Are smartphones really making us anti-social?

Researchers say addiction to our devices stems from a desire for MORE personal connection

It seems these days that most people are glued to their devices, often spending more time looking down at a screen than interacting face-to-face, according to Daily Mail.

But, according to new research, smartphone addiction might not be as isolating as it appears.

A team of cognitive anthropologists studying the ‘dysfunctional’ use of smart devices has found that our dependence on the technology likely stems from a desire to connect with other people.

Based on this, the researchers say we may not be addicted to smartphones after all – instead, we’re addicted to social interactions.

‘There is a lot of panic surrounding this topic,’ says Professor Samuel Veissière.

‘We’re trying to offer some good news and show that it is our desire for human interaction that is addictive – and there are fairly simple solutions to deal with this.’

In the new study, the researchers analyzed literature on the dysfunctional use of smart technology through an evolutionary lens.

According to the researchers, these devices tap into our basic needs as a uniquely social species.

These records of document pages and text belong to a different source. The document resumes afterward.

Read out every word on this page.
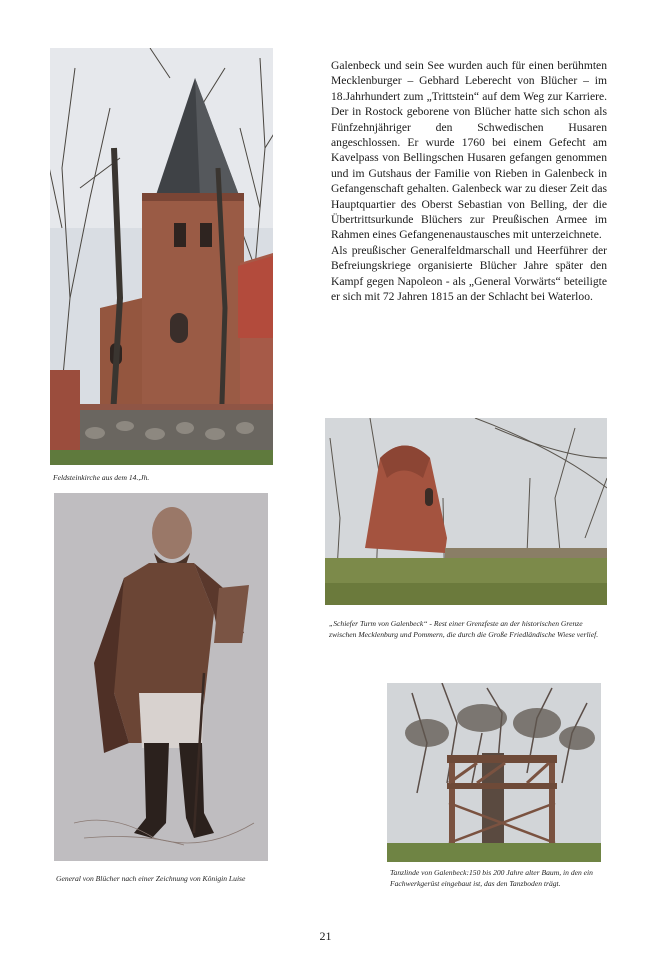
Feldsteinkirche aus dem 14.,Jh.

Galenbeck und sein See wurden auch für einen berühmten Mecklenburger – Gebhard Leberecht von Blücher – im 18.Jahrhundert zum „Trittstein“ auf dem Weg zur Karriere. Der in Rostock geborene von Blücher hatte sich schon als Fünfzehnjähriger den Schwedischen Husaren angeschlossen. Er wurde 1760 bei einem Gefecht am Kavelpass von Bellingschen Husaren gefangen genommen und im Gutshaus der Familie von Rieben in Galenbeck in Gefangenschaft gehalten. Galenbeck war zu dieser Zeit das Hauptquartier des Oberst Sebastian von Belling, der die Übertrittsurkunde Blüchers zur Preußischen Armee im Rahmen eines Gefangenenaustausches mit unterzeichnete.

Als preußischer Generalfeldmarschall und Heerführer der Befreiungskriege organisierte Blücher Jahre später den Kampf gegen Napoleon - als „General Vorwärts“ beteiligte er sich mit 72 Jahren 1815 an der Schlacht bei Waterloo.

General von Blücher nach einer Zeichnung von Königin Luise

„Schiefer Turm von Galenbeck“ - Rest einer Grenzfeste an der historischen Grenze zwischen Mecklenburg und Pommern, die durch die Große Friedländische Wiese verlief.

Tanzlinde von Galenbeck:150 bis 200 Jahre alter Baum, in den ein Fachwerkgerüst eingebaut ist, das den Tanzboden trägt.

21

Humans tend to seek meaning and a sense of identity through their interactions with others.

Thus, addiction to smartphones and other devices may be considered hyper-social, not anti-social, the researchers say.

But, the pace and scale at which they’re used could put the brain’s reward system in ‘overdrive,’ they warn.

‘In post-industrial environments where foods are abundant and readily available, our cravings for fat and sugar sculpted by distant evolutionary pressures can easily go into insatiable overdrive and lead to obesity, diabetes, and heart disease, the pro-social needs and rewards can similarly be hijacked to produce a manic theater of hyper-social monitoring,’ the authors explain in the paper.

The researchers urge taking certain steps to avoid unhealthy smartphone use.

By turning off push notifications or setting aside appropriate times to check your phone, they say those with smartphone ‘addictions’ can regain control of their use.

And, they say it’s important for workplaces to ‘prohibit evening and weekend emails,’ to allow employees to disconnect.

‘Rather than start regulating the tech companies or the use of these devices, we need to start having a conversation about the appropriate way to use smartphones,’ Veissière said.

‘Parents and teachers need to be made aware of how important this is.’